ABSTURZ EINES „ROSINENBOMBERS“ IN HOHENOFEN

Vom 26. Juni 1948 bis zum Herbst 1949 flogen die westlichen Besatzungsmächte mit „Rosinenbombern“ nach Westberlin, um über Luftbrücken die dortige Bevölkerung zu versorgen. Nach Kriegsende hatten die Alliierten – USA, Großbritannien, Frankreich und die Sowjetunion – Deutschland und die Hauptstadt Berlin in vier Verwaltungszonen aufgeteilt. Als die Westmächte 1948 gegen den Willen der Sowjetunion eine Währungsreform durchsetzten und die D-Mark einführten, riegelte diese am 24. Juni 1948 den westlichen Sektor von Berlin ab. Der Kalte Krieg nahm seinen Anfang.

Es gab mehrere Luftbrücken und die von Hamburg führte über Hohenofen. Alle drei Minuten brummte ein Flugzeug am Himmel. Geflogen wurde bei Tag und Nacht. Täglich sollen 5000 Tonnen Lebensmittel und 92000 Liter Milch nach Berlin geflogen worden sein. Umgerechnet wären es täglich 330 Güterwagen gewesen. Die Zahlen schwanken jedoch …

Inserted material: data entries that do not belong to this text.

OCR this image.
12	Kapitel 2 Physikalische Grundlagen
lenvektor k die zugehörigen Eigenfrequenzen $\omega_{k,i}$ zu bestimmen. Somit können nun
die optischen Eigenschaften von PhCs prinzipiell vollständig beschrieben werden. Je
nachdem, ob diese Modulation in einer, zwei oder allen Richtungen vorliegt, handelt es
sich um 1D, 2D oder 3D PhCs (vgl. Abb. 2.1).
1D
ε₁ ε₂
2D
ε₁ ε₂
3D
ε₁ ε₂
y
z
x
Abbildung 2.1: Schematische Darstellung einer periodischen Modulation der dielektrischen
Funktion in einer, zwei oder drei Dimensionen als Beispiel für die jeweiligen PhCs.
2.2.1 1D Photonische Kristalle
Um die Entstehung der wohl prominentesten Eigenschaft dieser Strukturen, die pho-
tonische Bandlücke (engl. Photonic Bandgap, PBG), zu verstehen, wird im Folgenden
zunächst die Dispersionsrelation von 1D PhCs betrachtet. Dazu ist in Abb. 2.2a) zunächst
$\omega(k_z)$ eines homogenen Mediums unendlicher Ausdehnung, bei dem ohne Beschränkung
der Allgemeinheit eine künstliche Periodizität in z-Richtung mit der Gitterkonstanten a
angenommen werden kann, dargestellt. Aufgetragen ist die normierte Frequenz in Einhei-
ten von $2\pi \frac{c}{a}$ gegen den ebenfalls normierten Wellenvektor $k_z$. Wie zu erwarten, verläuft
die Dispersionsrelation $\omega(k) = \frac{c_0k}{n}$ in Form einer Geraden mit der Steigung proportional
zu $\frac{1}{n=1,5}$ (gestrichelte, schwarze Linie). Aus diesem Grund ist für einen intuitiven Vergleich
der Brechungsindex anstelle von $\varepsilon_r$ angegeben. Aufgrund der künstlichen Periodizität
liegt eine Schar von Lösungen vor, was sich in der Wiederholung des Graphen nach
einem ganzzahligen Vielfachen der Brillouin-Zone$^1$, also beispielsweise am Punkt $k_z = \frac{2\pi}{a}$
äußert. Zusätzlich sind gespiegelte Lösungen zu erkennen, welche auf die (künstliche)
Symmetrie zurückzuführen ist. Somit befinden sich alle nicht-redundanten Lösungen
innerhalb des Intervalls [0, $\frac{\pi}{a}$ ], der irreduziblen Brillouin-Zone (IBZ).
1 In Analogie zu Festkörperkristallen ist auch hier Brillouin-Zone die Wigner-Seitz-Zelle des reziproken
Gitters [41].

Die Amerikaner setzten vor allem Propellermaschinen der Serie Douglas DC-3 ein. Dieser Flugzeugtyp hat – wie die „Tante Ju“ (JU-52) – Geschichte geschrieben. Insgesamt sollen 77000 Versorgungsflüge mit diesem Typ durchgeführt worden sein. Aus allen Richtungen kamen Flugzeuge mit Hilfsgütern nach Berlin geflogen – ein ununterbrochenes Brummen über den Dächern von Berlin. Es waren riskante Flüge, flach über die Hausdächer hinweg. Die Flugzeuge flogen so niedrig, dass man vom Boden aus die Crew erkennen konnte. Kinder winkten der Besatzung in Erwartung von Süßigkeiten zu. Wurden Bonbons, Schokolade oder andere Artikel abgeworfen, wackelte das Flugzeug mit den Tragflächen. Das wussten die Kinder.

Eines Tages vernahm man in Hohenofen ungewöhnliche Motorengeräusche am Himmel – kein normales Brummen, sondern quälendes Geheul. Über dem Dorf kreiste ein viermotoriges Flugzeug. Es kurvte und kurvte, die Besatzung suchte nach einem geeigneten Notlandeplatz. Und dann zwischen 11 und 12 Uhr das Drama: Plötzlich löste sich ein Motor und fiel 300 Meter vom Dorf entfernt auf ein Feld. Dorfbewohner beobachteten das kreisende Flugzeug. Sie dachten, dass es über der Papierfabrik abstürzen würde. Aber die Maschine kam ins Trudeln und stürzte in ein Kornfeld, etwa 400 Meter vom Dorf Richtung Dreetz entfernt. Sie bohrte sich in den Boden und es gab einen lauten Knall. Rauchende Trümmer lagen verstreut umher; 300 Meter von der Absturzstelle entfernt der Motor.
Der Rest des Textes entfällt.